Almost simultaneously, aware of the profound changes, at a global level, in cinema and television production, and that the economy of the industry was no longer restricted to the living room and television exhibition but began to involve formats of home video, A-PV takes many years away from completion. He began as coordinator of the National Secretariat for Audiovisual between 1991 and 1993 and was then president of the working group for the European Commission’s Green Paper on the audiovisual industry. “A fundamental mission to bring Portuguese cinema out of its smallness”, he told PÚBLICO in 2018, as “an integrated audiovisual policy was needed” and “help to internationalize Portuguese cinema”. He accepted these institutional positions despite the fact that his political positions were at odds with the ideas of the governments with which he worked.

He returned to filmmaking in the late 1990s, entering his most productive, and also most popular, period, with a series of films that he defined as inspired by contemporary Portuguese reality and classic cinema. From Jaime, a work about the drama of child labor, inspired by Elia Kazan and Vittorio de Sica with which it reaches 220 thousand spectators and wins the SIC Golden Globes for best film and best director, António-Pedro Vasconcelos begins filming with a regularity that I had never characterized him until then.

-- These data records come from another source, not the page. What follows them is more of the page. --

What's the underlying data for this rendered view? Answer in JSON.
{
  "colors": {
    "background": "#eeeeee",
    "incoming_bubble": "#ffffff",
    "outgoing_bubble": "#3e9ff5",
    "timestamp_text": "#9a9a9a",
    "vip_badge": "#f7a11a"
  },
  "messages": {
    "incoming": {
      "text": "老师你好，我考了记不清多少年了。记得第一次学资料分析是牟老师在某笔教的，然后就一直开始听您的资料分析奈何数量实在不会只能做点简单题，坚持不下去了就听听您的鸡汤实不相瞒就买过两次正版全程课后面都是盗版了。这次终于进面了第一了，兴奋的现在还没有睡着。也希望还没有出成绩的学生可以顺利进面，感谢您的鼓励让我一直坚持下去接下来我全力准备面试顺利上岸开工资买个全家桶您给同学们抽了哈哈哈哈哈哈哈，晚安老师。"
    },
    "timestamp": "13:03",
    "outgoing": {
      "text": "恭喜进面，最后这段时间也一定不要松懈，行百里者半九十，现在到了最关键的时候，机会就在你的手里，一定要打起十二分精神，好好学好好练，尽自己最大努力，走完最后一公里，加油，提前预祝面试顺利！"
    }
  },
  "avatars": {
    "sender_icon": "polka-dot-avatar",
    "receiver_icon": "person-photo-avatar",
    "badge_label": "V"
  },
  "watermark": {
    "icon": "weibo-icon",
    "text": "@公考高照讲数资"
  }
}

And always with appreciable box office success — he was “concerned with anticipating the public’s reaction”, just like the great masters of literature, opera or cinema.

Over the following two decades, it aligned The immortals (2003); Call Girl (2007), its second most watched title ever, with 230 thousand viewers, and the SIC Golden Globe for best film; Beauty and the Paparazzo (2010), which he considered his “most perfect film”; Cats Don’t Get Vertigo (2014), Sophia awards for best film and best director, which he defined as a variation on Umberto D e David Copperfield; Impossible love (2015), again awarded the Sophia award for best film; It is Mayer Park (2018), with which he won Sophia for best director twice, “a tribute to Jean Renoir and his constant tribute to the public”.

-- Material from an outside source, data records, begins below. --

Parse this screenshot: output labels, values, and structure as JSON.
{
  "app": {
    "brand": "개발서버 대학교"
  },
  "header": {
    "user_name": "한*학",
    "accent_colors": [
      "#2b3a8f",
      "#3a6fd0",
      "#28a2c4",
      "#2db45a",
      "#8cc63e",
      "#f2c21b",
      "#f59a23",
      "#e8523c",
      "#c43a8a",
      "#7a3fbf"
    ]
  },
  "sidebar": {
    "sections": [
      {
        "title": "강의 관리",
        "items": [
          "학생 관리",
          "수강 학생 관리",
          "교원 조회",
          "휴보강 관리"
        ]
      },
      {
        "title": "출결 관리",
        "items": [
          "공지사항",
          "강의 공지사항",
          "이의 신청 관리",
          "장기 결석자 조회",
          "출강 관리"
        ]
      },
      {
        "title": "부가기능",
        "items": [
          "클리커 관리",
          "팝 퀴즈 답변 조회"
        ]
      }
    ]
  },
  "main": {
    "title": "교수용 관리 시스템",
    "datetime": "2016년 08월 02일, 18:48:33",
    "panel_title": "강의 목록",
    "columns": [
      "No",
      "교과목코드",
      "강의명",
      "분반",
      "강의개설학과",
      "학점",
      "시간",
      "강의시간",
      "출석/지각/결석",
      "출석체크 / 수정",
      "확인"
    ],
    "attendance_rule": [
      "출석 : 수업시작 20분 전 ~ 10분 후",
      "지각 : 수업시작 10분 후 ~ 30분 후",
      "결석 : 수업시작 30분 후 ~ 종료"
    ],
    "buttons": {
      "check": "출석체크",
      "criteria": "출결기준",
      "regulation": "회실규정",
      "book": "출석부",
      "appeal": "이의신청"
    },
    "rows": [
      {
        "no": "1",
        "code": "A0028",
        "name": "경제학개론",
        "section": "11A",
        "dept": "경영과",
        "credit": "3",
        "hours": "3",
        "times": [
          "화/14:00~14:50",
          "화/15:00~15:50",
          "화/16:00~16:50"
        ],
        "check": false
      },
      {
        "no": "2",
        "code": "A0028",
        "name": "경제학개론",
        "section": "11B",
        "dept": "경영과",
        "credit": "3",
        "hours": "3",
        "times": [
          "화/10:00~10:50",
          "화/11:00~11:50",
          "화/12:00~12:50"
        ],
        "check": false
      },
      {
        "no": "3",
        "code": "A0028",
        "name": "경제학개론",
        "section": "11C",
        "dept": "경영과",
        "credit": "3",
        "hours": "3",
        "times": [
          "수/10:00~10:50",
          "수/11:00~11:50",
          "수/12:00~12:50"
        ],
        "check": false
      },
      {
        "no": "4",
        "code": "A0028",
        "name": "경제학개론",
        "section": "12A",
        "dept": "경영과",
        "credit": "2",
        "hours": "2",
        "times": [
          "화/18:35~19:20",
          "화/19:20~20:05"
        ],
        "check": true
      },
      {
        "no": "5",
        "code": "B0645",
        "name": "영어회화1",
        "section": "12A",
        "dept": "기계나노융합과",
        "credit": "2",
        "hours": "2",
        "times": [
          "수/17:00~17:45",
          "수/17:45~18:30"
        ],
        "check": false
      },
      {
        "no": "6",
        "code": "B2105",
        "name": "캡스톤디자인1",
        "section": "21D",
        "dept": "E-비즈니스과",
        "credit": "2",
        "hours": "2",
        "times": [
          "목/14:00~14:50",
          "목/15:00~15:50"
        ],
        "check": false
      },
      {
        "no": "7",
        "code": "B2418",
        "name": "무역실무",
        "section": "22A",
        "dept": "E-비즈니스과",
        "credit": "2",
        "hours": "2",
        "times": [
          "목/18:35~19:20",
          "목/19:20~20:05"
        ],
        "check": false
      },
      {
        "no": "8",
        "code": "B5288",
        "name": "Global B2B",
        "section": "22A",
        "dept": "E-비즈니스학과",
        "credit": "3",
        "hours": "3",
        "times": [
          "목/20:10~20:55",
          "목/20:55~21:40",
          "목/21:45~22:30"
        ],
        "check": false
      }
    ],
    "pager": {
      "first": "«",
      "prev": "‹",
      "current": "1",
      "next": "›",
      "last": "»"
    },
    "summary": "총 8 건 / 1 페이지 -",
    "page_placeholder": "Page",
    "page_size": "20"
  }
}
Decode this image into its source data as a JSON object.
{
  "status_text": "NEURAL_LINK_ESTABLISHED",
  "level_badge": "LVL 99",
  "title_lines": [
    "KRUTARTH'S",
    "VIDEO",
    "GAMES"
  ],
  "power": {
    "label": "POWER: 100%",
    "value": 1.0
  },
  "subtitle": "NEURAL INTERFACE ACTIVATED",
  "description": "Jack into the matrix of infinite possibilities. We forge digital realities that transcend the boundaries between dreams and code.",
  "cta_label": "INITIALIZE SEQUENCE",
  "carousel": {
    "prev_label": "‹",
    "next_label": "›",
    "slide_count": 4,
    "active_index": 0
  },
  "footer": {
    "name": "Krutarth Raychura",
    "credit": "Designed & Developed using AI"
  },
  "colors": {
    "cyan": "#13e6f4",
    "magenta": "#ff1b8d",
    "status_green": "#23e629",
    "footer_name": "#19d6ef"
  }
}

Despite the awards and box office successes, he was always deeply frustrated at never having seen his films reach the level of consecration and international circulation of Portuguese auteur cinema. He defended the right to the existence of this more authorial production, but fought against what he considered to be a structural bias in the financing system. In 2010, he said in another interview with PÚBLICO that “Portuguese cinema is made by individuals who the State decides are filmmakers and who make, in most cases, autistic cinema, which is not scrutinized by anyone”. Even then, he defended the need to “put an end to the support system as it exists today” and to completely restructure the ICA organization and the current financing methodology itself.

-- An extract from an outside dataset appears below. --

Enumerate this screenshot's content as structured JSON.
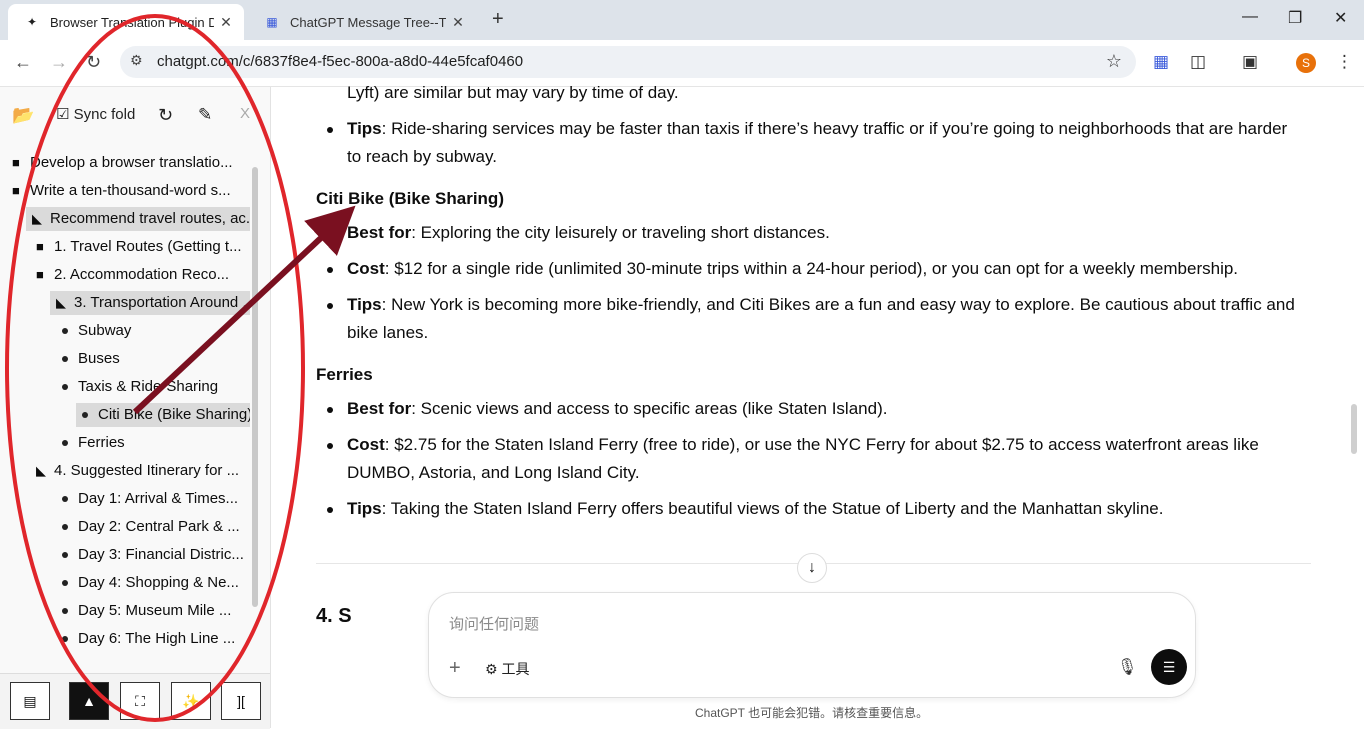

The full retrospective that Cinemateca Portuguesa dedicated to him coincided, ironically, with the Football World Cup that took place in Russia that year — the sport was one of his great passions, having been a commentator in the newspapers Record e The Independent and, flying the colors of Sport Lisboa and Benfica, in the program Attack Triofrom RTP, between 2004 and 2010. In addition to numerous opinion columns on civil society — including in PÚBLICO — he published three books: Why don’t women like football? (2001), collection of chronicles published in the press; Public Service Private Interests (2003), his contribution to the debate surrounding public service television; It is A Filmmaker Condemned to Be Free — Dialogue with José Jorge Letria (2016).

His latest film premiered in 2022, KM 224which also marked his reconciliation with producer Paulo Branco, with whom he founded VO Filmes in the late 1970s. The filmmaker was currently preparing an adaptation of Lavagante, by José Cardoso Pires, and a documentary about the behind-the-scenes of 25 de Abril for RTP. She leaves two children: the director of casting Patrícia Vasconcelos and collector Pedro Jaime Vasconcelos, from his first marriage to Maria Helena Guerra.

António-Pedro Vasconcelos’ wake will take place this Thursday at Gare Marítima de Alcântara, in Lisbon, from 3pm to 10pm; The funeral will follow at 1:30 pm on Friday at Cemitério dos Prazeres.